Methods
We reviewed a series of patients who underwent surgical ventricular septal defect closure between October 1, 2015, and October 1, 2018. Patients with a concomitant atrial septal defect, patent ductus arteriosus, patent foramen ovale, and stenotic/regurgitate semilunar valves were included. Patients with all other complex cardiac anomalies were excluded. Patients who received prior pulmonary artery banding were included in this study.
One hundred eight patients met the inclusion criteria. We evaluated the preoperative, perioperative, and postoperative data from the echocardiography reports, perfusion reports, and clinical, inpatient, and operative notes of all the patients.

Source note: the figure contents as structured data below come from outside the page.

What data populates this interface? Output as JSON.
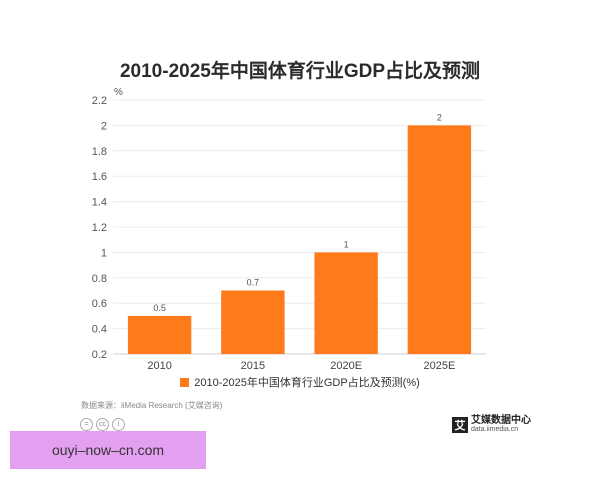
{
  "chart_data": {
    "type": "bar",
    "title": "2010-2025年中国体育行业GDP占比及预测",
    "unit": "%",
    "categories": [
      "2010",
      "2015",
      "2020E",
      "2025E"
    ],
    "series": [
      {
        "name": "2010-2025年中国体育行业GDP占比及预测(%)",
        "values": [
          0.5,
          0.7,
          1,
          2
        ]
      }
    ],
    "data_labels": [
      "0.5",
      "0.7",
      "1",
      "2"
    ],
    "y_ticks": [
      "0.2",
      "0.4",
      "0.6",
      "0.8",
      "1",
      "1.2",
      "1.4",
      "1.6",
      "1.8",
      "2",
      "2.2"
    ],
    "ylim": [
      0.2,
      2.2
    ],
    "grid": true,
    "legend_position": "bottom",
    "bar_color": "#ff7a1a"
  },
  "source": "数据来源：iiMedia Research (艾媒咨询)",
  "license_icons": [
    "=",
    "cc",
    "i"
  ],
  "brand": {
    "mark": "艾",
    "name": "艾媒数据中心",
    "url": "data.iimedia.cn"
  },
  "watermark": "ouyi–now–cn.com"
}
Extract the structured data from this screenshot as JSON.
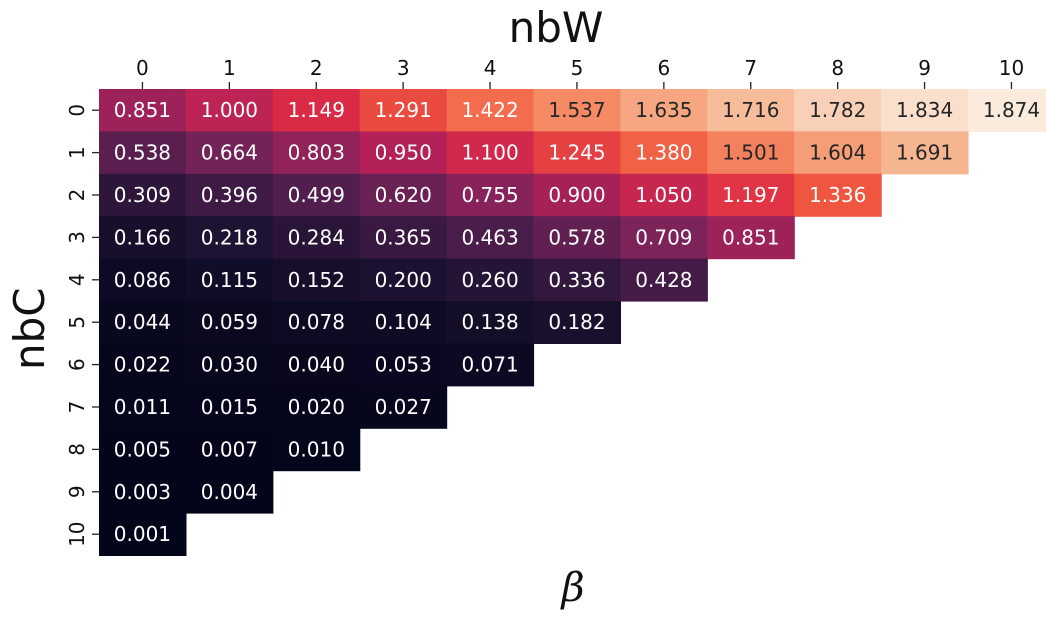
{
  "chart_data": {
    "type": "heatmap",
    "xlabel": "nbW",
    "ylabel": "nbC",
    "bottom_label": "β",
    "x_ticks": [
      "0",
      "1",
      "2",
      "3",
      "4",
      "5",
      "6",
      "7",
      "8",
      "9",
      "10"
    ],
    "y_ticks": [
      "0",
      "1",
      "2",
      "3",
      "4",
      "5",
      "6",
      "7",
      "8",
      "9",
      "10"
    ],
    "values": [
      [
        0.851,
        1.0,
        1.149,
        1.291,
        1.422,
        1.537,
        1.635,
        1.716,
        1.782,
        1.834,
        1.874
      ],
      [
        0.538,
        0.664,
        0.803,
        0.95,
        1.1,
        1.245,
        1.38,
        1.501,
        1.604,
        1.691
      ],
      [
        0.309,
        0.396,
        0.499,
        0.62,
        0.755,
        0.9,
        1.05,
        1.197,
        1.336
      ],
      [
        0.166,
        0.218,
        0.284,
        0.365,
        0.463,
        0.578,
        0.709,
        0.851
      ],
      [
        0.086,
        0.115,
        0.152,
        0.2,
        0.26,
        0.336,
        0.428
      ],
      [
        0.044,
        0.059,
        0.078,
        0.104,
        0.138,
        0.182
      ],
      [
        0.022,
        0.03,
        0.04,
        0.053,
        0.071
      ],
      [
        0.011,
        0.015,
        0.02,
        0.027
      ],
      [
        0.005,
        0.007,
        0.01
      ],
      [
        0.003,
        0.004
      ],
      [
        0.001
      ]
    ],
    "value_format": "3 decimals",
    "colormap": "rocket",
    "colorbar": false
  }
}
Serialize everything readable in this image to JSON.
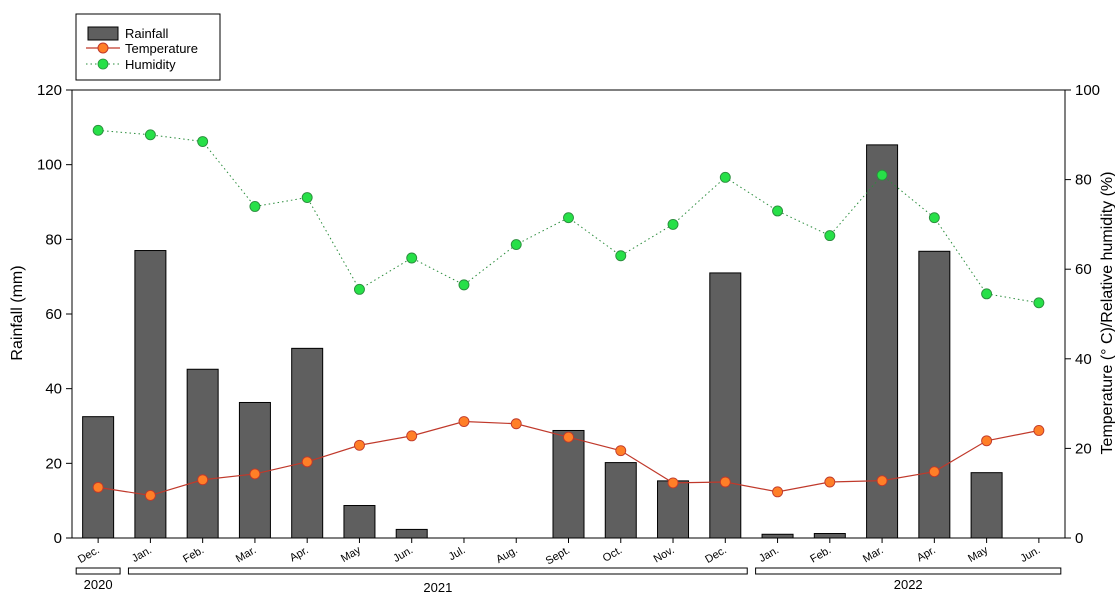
{
  "chart_data": {
    "type": "bar",
    "categories": [
      "Dec.",
      "Jan.",
      "Feb.",
      "Mar.",
      "Apr.",
      "May",
      "Jun.",
      "Jul.",
      "Aug.",
      "Sept.",
      "Oct.",
      "Nov.",
      "Dec.",
      "Jan.",
      "Feb.",
      "Mar.",
      "Apr.",
      "May",
      "Jun."
    ],
    "years": [
      {
        "label": "2020",
        "from": 0,
        "to": 0
      },
      {
        "label": "2021",
        "from": 1,
        "to": 12
      },
      {
        "label": "2022",
        "from": 13,
        "to": 18
      }
    ],
    "series": [
      {
        "name": "Rainfall",
        "kind": "bar",
        "axis": "left",
        "color": "#5f5f5f",
        "values": [
          32.5,
          77,
          45.2,
          36.3,
          50.8,
          8.7,
          2.3,
          0,
          0,
          28.8,
          20.2,
          15.3,
          71,
          1,
          1.2,
          105.3,
          76.8,
          17.5,
          0
        ]
      },
      {
        "name": "Temperature",
        "kind": "line",
        "axis": "right",
        "color": "#ff7f27",
        "line_color": "#c0392b",
        "values": [
          11.3,
          9.5,
          13,
          14.3,
          17,
          20.7,
          22.8,
          26,
          25.5,
          22.5,
          19.5,
          12.3,
          12.5,
          10.3,
          12.5,
          12.8,
          14.8,
          21.7,
          24
        ]
      },
      {
        "name": "Humidity",
        "kind": "line",
        "axis": "right",
        "color": "#27e048",
        "line_color": "#2a8c3c",
        "dash": "dotted",
        "values": [
          91,
          90,
          88.5,
          74,
          76,
          55.5,
          62.5,
          56.5,
          65.5,
          71.5,
          63,
          70,
          80.5,
          73,
          67.5,
          81,
          71.5,
          54.5,
          52.5
        ]
      }
    ],
    "left_axis": {
      "label": "Rainfall (mm)",
      "min": 0,
      "max": 120,
      "ticks": [
        0,
        20,
        40,
        60,
        80,
        100,
        120
      ]
    },
    "right_axis": {
      "label": "Temperature (° C)/Relative humidity (%)",
      "min": 0,
      "max": 100,
      "ticks": [
        0,
        20,
        40,
        60,
        80,
        100
      ]
    },
    "legend": {
      "position": "top-left",
      "entries": [
        "Rainfall",
        "Temperature",
        "Humidity"
      ]
    },
    "grid": false
  }
}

The patients’ preoperative characteristics, including sex, cardiac and non-cardiac comorbidities, age at operation, body weight at operation, type of ventricular septal defect, and underlying genetic condition, were examined. The ventricular septal defect types were subdivided into three groups based on transthoracic echocardiography findings of perimembranous, muscular, and infundibular defects. The outcome variables in this study were as follows: in-hospital death, mechanical ventilation (MV) duration in hours, pediatric intensive care unit (PICU) stay duration in days, hospital stay duration in days, pediatric index of mortality 2 (PIM-2), and pediatric risk of mortality 3 (PRISM-3). The postoperative complications included acute kidney injury, pleural effusion requiring chest tube placement, atelectasis, junctional ectopic tachycardia, complete atrioventricular block, and major adverse events. The significant major adverse events included unplanned reoperation, complete heart block requiring implantation of a permanent pacemaker, sudden cardiac arrest, and death. Acute kidney injury is defined in accordance with the pRIFLE (pediatric risk, injury, failure, loss, end-stage renal disease) criteria [5]. The MV duration was considered to be prolonged if it lasted >6 hours, and an extended PICU or hospital stay lasted >3 and 7 days, respectively [3, 6].
The mediastinum was accessed through a median sternotomy in all the operations. The operation was performed under a moderate hypothermic cardiopulmonary bypass with aortic and bicaval cannulations and antegrade blood cardioplegia. All the operations were performed by the same two surgeons. All ventricular septal defect closures were accomplished with a polytetrafluoroethylene patch using the interrupted suture technique. The surgical approach to the ventricular septal defect was through the right atrium in 104 patients, pulmonary arteriotomy in 2, and aortotomy in 2. Transesophageal echocardiography was routinely used except in the patients with contraindications such as patient size or esophageal stenosis. Concomitant atrial septal defect repair, patent foramen ovale closure, patent ductus arteriosus ligation and/or division, valvuloplasty, and vascular ring repair were performed when indicated.
Statistical analyses were performed using the Statistical Package for the Social Sciences version 24.0 software (Armonk, NY: IBM Corp). The normal distribution of the variables was evaluated using visual (histogram and probability graphs) and analytical methods (Kolmogorov-Smirnov and Shapiro-Wilk test). A descriptive analysis was performed using frequency tables for the categorical variables, while means and standard deviations were used to describe the normally distributed variables. Medians and ranges were used to describe the variables with a non-normal distribution. The effects of genetic syndrome on outcome variables were assessed with the Mann-WhitneyU test. Receiver-operating characteristic (ROC) analysis was performed to determine the effects of age and weight, and the cutoff values for the development of complications. The risk factors that affected the patients’ outcomes were examined with a logistic regression analysis.